Emagnetix stellte sich dieser Herausforderung auf eigene Faust und nahm sich viel Zeit, um die Arbeitszeit zu verändern. Mehr als zwei Jahre lang bereitete das Unternehmen die Umstellung vor. Zu Beginn schwärmten die Mitarbeiter mit einem klaren Ziel aus: Wie lassen sich in einer Woche 8,5 Stunden Arbeit einsparen, um einen Tag aus dem dienstlichen Kalender zu streichen? „Da haben wir alle Arbeitsabläufe durchleuchtet“, sagt Gründer Hochreiter. So beschloss die Belegschaft etwa, meeting-freie Zeiträume einzuführen, damit die Angestellten sich einen Vormittag lang ohne Ablenkung auf ihre Arbeit konzentrieren können.
Zudem griff das Team in die IT-Trickkiste: Mit einem selbst geschriebenen Skript beispielsweise werden nun automatisch Zahlen für einen Wochenbericht zusammengetragen. Zuvor war das eine fehleranfällige und zeitraubende Tätigkeit am Montagmorgen. „Wir arbeiten laufend daran, mit Tools manuelle Arbeit einzusparen“, erzählt Hochreiter.
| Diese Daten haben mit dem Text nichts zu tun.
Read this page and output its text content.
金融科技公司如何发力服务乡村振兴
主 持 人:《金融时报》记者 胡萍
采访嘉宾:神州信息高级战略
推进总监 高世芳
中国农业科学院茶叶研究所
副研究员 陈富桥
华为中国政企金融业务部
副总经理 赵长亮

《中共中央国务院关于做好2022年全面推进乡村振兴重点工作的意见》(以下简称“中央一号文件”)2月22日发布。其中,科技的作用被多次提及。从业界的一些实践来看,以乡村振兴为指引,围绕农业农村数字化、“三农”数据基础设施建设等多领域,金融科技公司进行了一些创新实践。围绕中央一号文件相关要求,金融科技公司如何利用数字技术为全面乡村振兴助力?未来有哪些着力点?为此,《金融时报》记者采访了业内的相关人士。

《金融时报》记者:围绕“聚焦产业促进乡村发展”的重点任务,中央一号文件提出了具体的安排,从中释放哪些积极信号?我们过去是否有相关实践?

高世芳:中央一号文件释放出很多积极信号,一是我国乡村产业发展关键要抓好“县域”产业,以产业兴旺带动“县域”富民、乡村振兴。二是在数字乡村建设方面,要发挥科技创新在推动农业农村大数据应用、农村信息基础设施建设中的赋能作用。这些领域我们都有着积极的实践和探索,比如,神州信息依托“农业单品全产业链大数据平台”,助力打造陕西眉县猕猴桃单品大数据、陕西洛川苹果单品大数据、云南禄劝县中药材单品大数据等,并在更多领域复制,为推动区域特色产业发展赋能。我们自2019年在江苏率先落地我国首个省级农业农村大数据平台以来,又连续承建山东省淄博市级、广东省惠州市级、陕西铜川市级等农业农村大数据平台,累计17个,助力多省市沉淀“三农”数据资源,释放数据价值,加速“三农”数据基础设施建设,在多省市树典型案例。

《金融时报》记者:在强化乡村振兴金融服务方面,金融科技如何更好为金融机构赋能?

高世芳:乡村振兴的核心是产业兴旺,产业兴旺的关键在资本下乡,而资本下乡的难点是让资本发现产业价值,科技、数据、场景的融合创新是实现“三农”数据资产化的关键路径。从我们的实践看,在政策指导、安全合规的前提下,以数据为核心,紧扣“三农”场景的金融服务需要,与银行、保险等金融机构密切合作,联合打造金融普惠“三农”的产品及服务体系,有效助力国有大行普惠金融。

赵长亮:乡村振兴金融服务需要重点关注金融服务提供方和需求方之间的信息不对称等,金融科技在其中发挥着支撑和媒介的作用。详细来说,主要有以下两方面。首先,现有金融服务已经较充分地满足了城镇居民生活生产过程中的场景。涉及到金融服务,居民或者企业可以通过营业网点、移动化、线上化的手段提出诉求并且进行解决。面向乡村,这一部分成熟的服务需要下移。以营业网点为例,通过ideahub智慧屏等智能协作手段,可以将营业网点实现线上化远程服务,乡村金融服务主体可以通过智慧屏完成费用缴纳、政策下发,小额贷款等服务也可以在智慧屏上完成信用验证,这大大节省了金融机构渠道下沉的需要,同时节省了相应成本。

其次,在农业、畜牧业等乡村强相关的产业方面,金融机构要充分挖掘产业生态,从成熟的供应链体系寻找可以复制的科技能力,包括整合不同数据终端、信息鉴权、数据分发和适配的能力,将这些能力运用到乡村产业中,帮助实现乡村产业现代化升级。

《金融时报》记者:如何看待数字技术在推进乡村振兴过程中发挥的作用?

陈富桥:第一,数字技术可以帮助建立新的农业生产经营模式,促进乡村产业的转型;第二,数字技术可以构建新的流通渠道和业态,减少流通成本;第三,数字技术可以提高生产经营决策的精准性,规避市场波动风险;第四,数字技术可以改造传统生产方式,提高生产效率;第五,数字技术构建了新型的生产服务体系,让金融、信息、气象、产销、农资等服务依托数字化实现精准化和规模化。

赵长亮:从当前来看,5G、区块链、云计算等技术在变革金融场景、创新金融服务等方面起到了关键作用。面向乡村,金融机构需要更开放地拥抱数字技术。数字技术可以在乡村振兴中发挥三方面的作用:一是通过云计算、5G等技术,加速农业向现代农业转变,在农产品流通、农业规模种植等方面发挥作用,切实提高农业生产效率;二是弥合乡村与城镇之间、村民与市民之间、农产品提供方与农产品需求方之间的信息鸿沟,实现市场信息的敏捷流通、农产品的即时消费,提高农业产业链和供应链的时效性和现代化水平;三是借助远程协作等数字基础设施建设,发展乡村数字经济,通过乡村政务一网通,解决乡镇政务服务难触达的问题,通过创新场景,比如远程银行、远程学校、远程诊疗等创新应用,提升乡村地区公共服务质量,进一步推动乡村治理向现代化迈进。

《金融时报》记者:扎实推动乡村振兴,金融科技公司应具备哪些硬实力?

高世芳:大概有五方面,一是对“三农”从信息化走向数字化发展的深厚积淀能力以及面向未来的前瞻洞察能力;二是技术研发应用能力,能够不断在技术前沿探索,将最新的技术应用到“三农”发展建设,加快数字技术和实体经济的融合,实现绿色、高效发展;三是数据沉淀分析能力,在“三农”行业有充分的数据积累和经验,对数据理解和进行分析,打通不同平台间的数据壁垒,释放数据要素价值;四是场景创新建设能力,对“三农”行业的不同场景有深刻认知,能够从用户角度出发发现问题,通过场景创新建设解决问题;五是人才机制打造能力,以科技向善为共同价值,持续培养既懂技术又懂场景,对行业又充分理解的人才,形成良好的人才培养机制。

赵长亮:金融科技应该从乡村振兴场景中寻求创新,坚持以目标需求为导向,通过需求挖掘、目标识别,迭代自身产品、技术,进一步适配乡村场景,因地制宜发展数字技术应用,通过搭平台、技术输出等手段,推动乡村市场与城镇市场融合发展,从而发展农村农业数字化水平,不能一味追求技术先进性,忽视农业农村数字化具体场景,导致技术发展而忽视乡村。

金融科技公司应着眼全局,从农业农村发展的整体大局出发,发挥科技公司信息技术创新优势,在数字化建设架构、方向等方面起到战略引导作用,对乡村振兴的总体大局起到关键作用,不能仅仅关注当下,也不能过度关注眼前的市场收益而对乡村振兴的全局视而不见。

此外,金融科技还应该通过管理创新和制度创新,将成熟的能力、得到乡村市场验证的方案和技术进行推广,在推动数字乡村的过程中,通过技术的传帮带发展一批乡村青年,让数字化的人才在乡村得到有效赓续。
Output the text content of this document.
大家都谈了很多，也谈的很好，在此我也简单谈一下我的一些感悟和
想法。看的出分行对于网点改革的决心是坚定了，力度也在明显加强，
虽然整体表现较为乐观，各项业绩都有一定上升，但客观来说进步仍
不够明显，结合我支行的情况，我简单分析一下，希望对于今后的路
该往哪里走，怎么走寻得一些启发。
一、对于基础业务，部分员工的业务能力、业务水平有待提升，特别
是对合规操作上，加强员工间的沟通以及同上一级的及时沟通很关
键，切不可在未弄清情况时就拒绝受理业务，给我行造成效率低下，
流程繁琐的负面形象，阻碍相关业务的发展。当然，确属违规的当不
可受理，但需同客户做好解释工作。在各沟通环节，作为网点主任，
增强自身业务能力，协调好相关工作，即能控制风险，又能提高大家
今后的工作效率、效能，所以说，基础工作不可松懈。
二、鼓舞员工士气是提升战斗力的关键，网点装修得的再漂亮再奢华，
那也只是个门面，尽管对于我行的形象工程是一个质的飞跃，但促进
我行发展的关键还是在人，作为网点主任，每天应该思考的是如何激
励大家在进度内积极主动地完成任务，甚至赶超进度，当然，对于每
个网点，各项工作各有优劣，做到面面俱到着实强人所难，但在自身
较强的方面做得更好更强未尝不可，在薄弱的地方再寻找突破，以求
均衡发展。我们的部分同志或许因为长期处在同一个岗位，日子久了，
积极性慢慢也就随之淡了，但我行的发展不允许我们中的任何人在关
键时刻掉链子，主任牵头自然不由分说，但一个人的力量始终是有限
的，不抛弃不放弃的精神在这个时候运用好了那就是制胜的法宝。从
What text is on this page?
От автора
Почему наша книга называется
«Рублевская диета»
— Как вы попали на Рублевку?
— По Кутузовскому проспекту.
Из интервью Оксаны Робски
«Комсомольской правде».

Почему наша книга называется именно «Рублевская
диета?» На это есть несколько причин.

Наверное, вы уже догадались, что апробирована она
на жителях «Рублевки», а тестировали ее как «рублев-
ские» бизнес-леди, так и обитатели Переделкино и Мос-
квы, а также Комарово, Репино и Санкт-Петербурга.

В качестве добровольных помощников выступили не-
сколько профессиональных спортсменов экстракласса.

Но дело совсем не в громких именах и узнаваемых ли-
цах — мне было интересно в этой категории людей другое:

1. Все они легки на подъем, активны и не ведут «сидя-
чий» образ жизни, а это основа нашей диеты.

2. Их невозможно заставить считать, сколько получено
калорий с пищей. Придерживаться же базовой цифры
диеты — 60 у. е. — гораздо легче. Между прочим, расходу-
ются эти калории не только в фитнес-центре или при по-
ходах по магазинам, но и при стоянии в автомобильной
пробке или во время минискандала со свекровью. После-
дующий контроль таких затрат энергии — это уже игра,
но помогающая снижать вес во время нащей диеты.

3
Eine offene Kommunikation und ein Blick auf andere Vorreiter erleichtern den Weg zu Lösungen, die beiden Seiten etwas bringen. „Man muss das Rad nicht neu erfinden“, sagt Wissenschaftlerin Rump, und „man muss die Fehler von anderen Unternehmen auch nicht wiederholen“.
Bei der Bäckereikette etwa stand nicht das Homeoffice zur Debatte, aber ein besser geplanter Springerpool für spontane Einsätze und eine Fünftagewoche statt der üblichen sechs Schichten. Im Finanzamt suchte das Projekt Zeitreich nach Wegen, eine Vielzahl von Teilzeitmodellen so zu kombinieren, dass Absprachen nicht unmöglich werden. Für die neue Art zu arbeiten, bedarf es nicht immer starrer und bis auf die Minute ausgelegte Arbeitszeitregeln auf Unternehmensebene, sagen die IAO-Forscher: „Vieles kann auch und gerade unter Kolleginnen im Team flexibel geregelt und abgestimmt werden.“
Klare Kommunikation ist Nötig
Besonders herausfordernd ist die Abstimmung, wenn sich durch individuelle Modelle Kolleginnen nicht mehr im Büro begegnen, sondern gewissermaßen aneinander vorbei arbeiten. Viele Unternehmen fürchten, dass so ein asynchrones Arbeiten die Effizienz einbrechen lässt. Die Beschäftigten des US-Softwareunternehmens Gitlab arbeiten schon immer von zu Hause aus und sind quer über die Zeitzonen der Welt zerstreut.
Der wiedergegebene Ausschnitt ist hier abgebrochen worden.